- Nickname(s): The Kid, The Wriggler

World Series of Poker
- Bracelet: None
- Money finishes: 14
- Highest WSOP Main Event finish: 2nd, 2002

European Poker Tour
- Title: None
- Final table: None
- Money finishes: 2

= Julian Gardner (poker player) =

English poker player

Julian Gardner is a poker player from Manchester, England.

Gardner is a second-generation professional, following in the footsteps of his father Dave. He started going to a local casino at the age of 15. By the time he was 20 he had won 10 tournaments. By 21, he had made 25 final tables.

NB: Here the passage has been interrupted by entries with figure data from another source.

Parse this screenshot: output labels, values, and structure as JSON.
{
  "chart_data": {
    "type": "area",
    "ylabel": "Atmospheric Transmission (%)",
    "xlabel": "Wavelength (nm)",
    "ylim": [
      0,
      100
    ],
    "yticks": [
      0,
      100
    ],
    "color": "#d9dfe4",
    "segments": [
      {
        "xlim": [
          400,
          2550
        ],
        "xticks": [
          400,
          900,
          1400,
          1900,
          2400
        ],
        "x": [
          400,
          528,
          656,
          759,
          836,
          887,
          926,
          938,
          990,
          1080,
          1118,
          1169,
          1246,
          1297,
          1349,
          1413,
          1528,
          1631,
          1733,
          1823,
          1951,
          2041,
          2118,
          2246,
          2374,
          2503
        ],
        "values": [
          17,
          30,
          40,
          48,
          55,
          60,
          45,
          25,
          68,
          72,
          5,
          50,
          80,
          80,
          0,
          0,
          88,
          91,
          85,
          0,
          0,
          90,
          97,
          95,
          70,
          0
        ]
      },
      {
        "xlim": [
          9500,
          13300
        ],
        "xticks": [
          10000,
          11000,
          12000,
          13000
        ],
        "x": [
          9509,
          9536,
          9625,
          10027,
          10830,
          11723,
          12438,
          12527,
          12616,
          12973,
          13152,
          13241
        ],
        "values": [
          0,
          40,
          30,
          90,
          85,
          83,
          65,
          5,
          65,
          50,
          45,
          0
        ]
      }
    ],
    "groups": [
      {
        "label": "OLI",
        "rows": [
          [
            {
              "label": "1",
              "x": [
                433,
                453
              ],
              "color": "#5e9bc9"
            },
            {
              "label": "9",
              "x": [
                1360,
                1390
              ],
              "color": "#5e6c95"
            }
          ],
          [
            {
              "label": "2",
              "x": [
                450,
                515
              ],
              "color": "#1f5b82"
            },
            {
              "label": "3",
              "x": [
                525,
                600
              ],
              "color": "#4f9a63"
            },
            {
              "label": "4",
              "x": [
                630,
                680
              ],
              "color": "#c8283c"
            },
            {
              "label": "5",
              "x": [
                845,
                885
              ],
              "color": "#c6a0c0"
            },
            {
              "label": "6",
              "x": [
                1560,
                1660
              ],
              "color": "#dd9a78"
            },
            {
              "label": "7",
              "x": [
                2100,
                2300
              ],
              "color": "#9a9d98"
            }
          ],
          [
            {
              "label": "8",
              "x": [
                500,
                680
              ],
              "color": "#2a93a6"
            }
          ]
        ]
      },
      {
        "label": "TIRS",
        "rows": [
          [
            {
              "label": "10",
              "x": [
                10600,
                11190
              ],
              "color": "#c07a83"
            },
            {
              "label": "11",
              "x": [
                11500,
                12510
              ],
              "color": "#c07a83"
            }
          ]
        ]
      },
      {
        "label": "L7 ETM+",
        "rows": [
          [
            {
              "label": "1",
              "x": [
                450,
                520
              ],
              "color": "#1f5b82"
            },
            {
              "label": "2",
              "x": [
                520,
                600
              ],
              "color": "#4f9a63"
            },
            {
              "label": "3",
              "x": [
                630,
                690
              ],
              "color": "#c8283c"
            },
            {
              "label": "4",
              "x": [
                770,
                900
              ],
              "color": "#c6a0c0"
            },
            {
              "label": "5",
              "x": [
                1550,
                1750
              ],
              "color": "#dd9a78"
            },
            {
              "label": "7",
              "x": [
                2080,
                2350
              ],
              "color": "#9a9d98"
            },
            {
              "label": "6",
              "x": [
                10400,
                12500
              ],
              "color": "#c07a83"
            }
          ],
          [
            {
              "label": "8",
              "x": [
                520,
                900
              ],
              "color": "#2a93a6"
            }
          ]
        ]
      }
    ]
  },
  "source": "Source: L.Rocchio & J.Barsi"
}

In 2000 he entered the World Series of Poker (WSOP) main event for the first time. He tripled up within two hours to become the early chip leader. However, he was unable to make it through that day. Gardner was unable to attend the tournament in 2001.

At the age of 24, he finished second in the main event of the 2002 World Series of Poker, becoming the youngest player ever to win $1 million in a poker tournament. Gardner also finished in the money at the main event in 2003 and 2004, making him the only player to finish in the money in 2002, 2003 and 2004. He qualified for the 2005 WSOP on the website Betfair. Although he did not make it into the money in the 2005 Main Event, he made 4 money finishes in other events, including the $5,000 No Limit Hold-Em tournament won by T. J. Cloutier and the $1,500 Pot Limit Omaha tournament won by Barry Greenstein. Gardner also cashed in the 2007 main event coming in 64th place for $130,288.

Gardner also made appearances on the Late Night Poker television series. He was also a member of the winning British team in the Poker Nations Cup. He is the co-author of the book The Secrets of Online Power Poker.

As of 2015, his total live tournament winnings exceed $2,400,000. His 14 cashes at the WSOP account for $1,688,876 of those winnings. He finished 3rd at the final table at Poker Million VI winning his biggest prize since the 2002 WSOP, $250,000.

Gardner is engaged to poker player Kerry "Pint Size" Clarke. They both reached the semi-final of the 2005 888.com UK Poker Open, where Gardner eliminated her.